Cllr.Sheehan Cooney said the past could not be changed and she called on the government not to pay for what happened in the past ‘on the backs of the ordinary people’

“If people cannot pay the €100 household charge what hope have hey of paying up to €700 in a property tax next year,” she warned.

Cllr. Marie Murphy said the previous government agreed to the property tax with the troika and the current government had no choice but to implement the agreement with the troika.

Cllr. Billy Shoer said that 35% of the people in the county had not paid the household charge.

“Some cannot afford it and other won’t pay it. That 35% will be 65% this time next year. People cannot afford to pay,the government cannot keep taking money out of people’s pockets,” said Cllr. Shoer.

He informed the meeting that the Mayor’s Fund in Clonmel collapsed last year going from a €12,000 collection to €1,500 which was distributed to the needy in Clonmel.

“People just did not have the money to give, it just was not there,” said Cllr. Shoer.

Cllr. Joe Brennan said the property tax was going to be introduced and he hoped something would be done to protect people on low incomes.

Cllr. Pat English said ordinary people were being hounded while the wealthy were not.

“They should go after the people with the money,” insisted Cllr. English.

Cllr. Acheson, who was interrupted by Cllr. Sheehan Cooney as he spoke, said the government had an obligation to balance the books and Ireland was one of the few countries in Europe not to have a property tax.

“We either increase income tax on the coping classes or bring in a property tax” said Cllr. Acheson.

Cllr. Bobby Fitzgerald said the property tax was signed up to because of the IMF agreement. Cllr.Fitzgerald said the previous government got a bad deal with the Croke Park agreement.

“County managers earn more than the Spanish Prime Minister, 7,000 civil servants earn over €130,000,” said Cllr. Fitzgerald.

He acknowledged that others in the public sector were inadequately paid, those that were working in the frontline, but that nothing would be changed while Croke Park was in existence.

Cllr. Fitzgerald said his own party was also responsible for the situation and he said ordinary people in society werebeing affected due to the adherence of the government to maintain the Croke Park agreement.

Cllr. Michael Anglim said he noticed that the county council had served notice to quit letters to twenty nine people. He asked how those people could afford a property tax.

“The Croke Park agreement should be torn up, things change, it’s a different society now,” said Cllr. Sheehan Cooney.
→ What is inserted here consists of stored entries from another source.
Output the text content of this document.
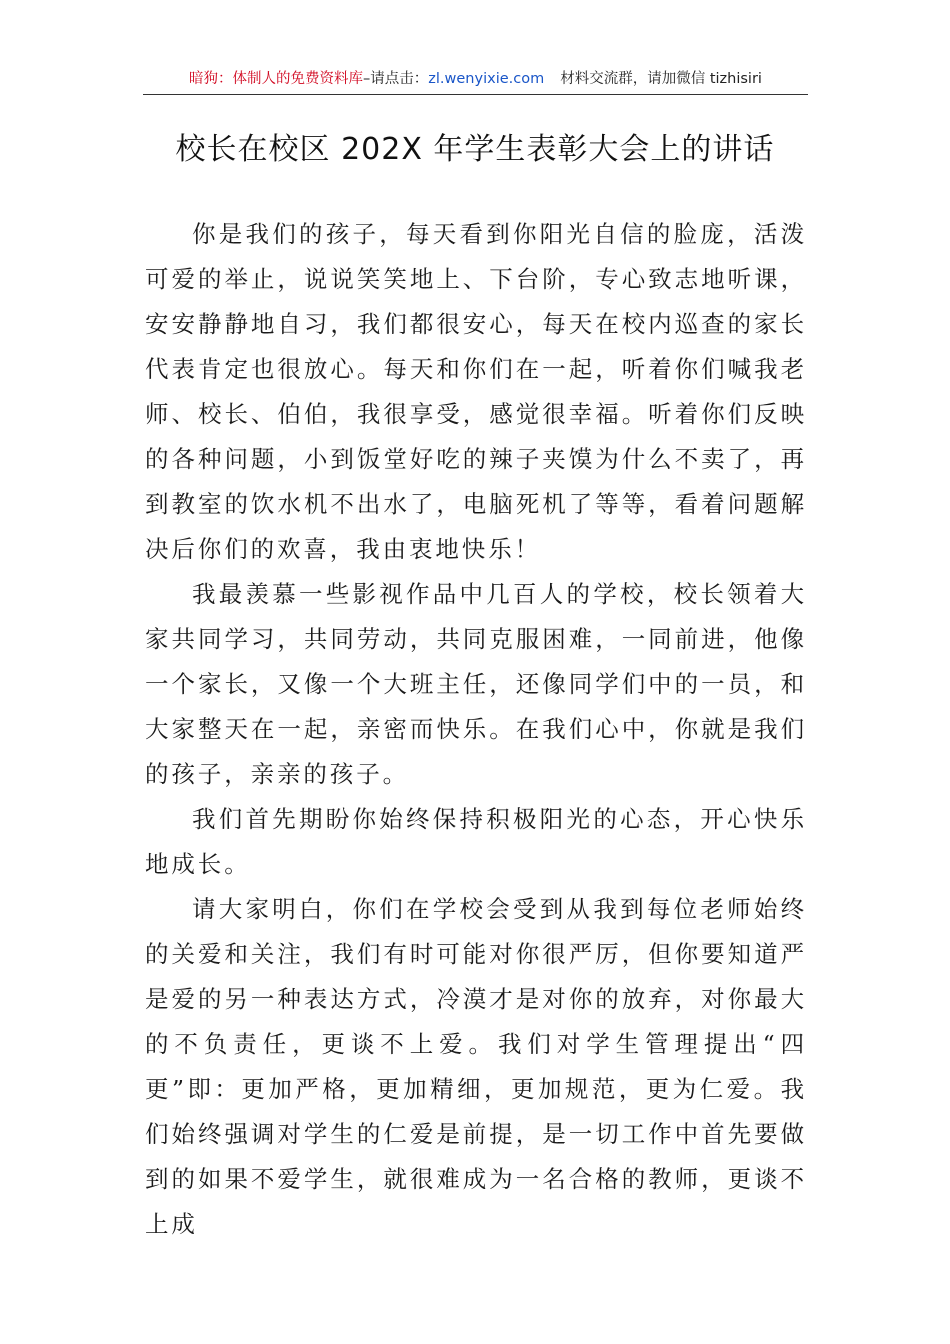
暗狗：体制人的免费资料库–请点击：zl.wenyixie.com 材料交流群，请加微信 tizhisiri
校长在校区 202X 年学生表彰大会上的讲话

你是我们的孩子，每天看到你阳光自信的脸庞，活泼可爱的举止，说说笑笑地上、下台阶，专心致志地听课，安安静静地自习，我们都很安心，每天在校内巡查的家长代表肯定也很放心。每天和你们在一起，听着你们喊我老师、校长、伯伯，我很享受，感觉很幸福。听着你们反映的各种问题，小到饭堂好吃的辣子夹馍为什么不卖了，再到教室的饮水机不出水了，电脑死机了等等，看着问题解决后你们的欢喜，我由衷地快乐！

我最羡慕一些影视作品中几百人的学校，校长领着大家共同学习，共同劳动，共同克服困难，一同前进，他像一个家长，又像一个大班主任，还像同学们中的一员，和大家整天在一起，亲密而快乐。在我们心中，你就是我们的孩子，亲亲的孩子。

我们首先期盼你始终保持积极阳光的心态，开心快乐地成长。

请大家明白，你们在学校会受到从我到每位老师始终的关爱和关注，我们有时可能对你很严厉，但你要知道严是爱的另一种表达方式，冷漠才是对你的放弃，对你最大的不负责任，更谈不上爱。我们对学生管理提出“四更”即：更加严格，更加精细，更加规范，更为仁爱。我们始终强调对学生的仁爱是前提，是一切工作中首先要做到的如果不爱学生，就很难成为一名合格的教师，更谈不上成
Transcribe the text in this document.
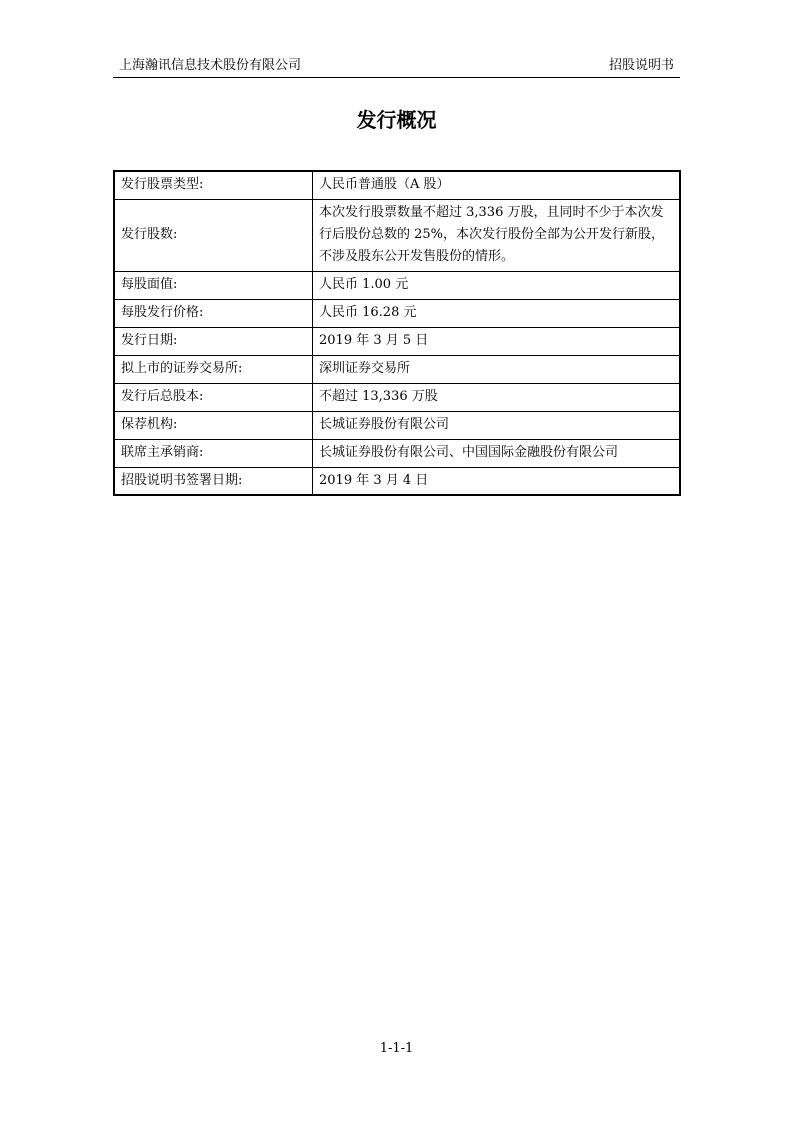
上海瀚讯信息技术股份有限公司	招股说明书
发行概况
发行股票类型:	人民币普通股（A 股）
发行股数:	本次发行股票数量不超过 3,336 万股，且同时不少于本次发行后股份总数的 25%，本次发行股份全部为公开发行新股，不涉及股东公开发售股份的情形。
每股面值:	人民币 1.00 元
每股发行价格:	人民币 16.28 元
发行日期:	2019 年 3 月 5 日
拟上市的证券交易所:	深圳证券交易所
发行后总股本:	不超过 13,336 万股
保荐机构:	长城证券股份有限公司
联席主承销商:	长城证券股份有限公司、中国国际金融股份有限公司
招股说明书签署日期:	2019 年 3 月 4 日
1-1-1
Cllr. Liam Ahearn told officials that there was no need to put the motion to a vote because the council had no say over government policy.

He was supported by party colleague Cllr.Michael Fitzgerald who said there was no need to vote.

Cllr. Sheehan Cooney insisted on a vote being taken. Her motion was seconded by Cllr.Pat English.

Ten Fine Gael councillors - John Crosse (Chairman), Liam Ahearn, Tom Acheson, Joe Brennan, Jack Crowe, Michael Fitzgerald, Marie Murphy, Michael Murphy, Mary Hanna Hourigan and John Fahey voted to reject the motion.

Cllr.Sheehan Cooney (FF) voted for the motion as did party colleagues Joe Donovan, and Michael Anglim, WUAG councillors Pat English and Billy Shoer. Labour councillor Bobby Fitzgerald also voted for the motion.

Ten members of the council were not present at the time of the vote. They were FG’s Louise McLoughlin and Jimmy O Brien, Fianna Fail’s Siobhan Ambrose, Dr.Sean McCarthy, Labour’s Sean Lonergan and Darren Ryan, and Independents Denis Leahy, Richie Molloy. Tom Wood and Eddie O’Meara.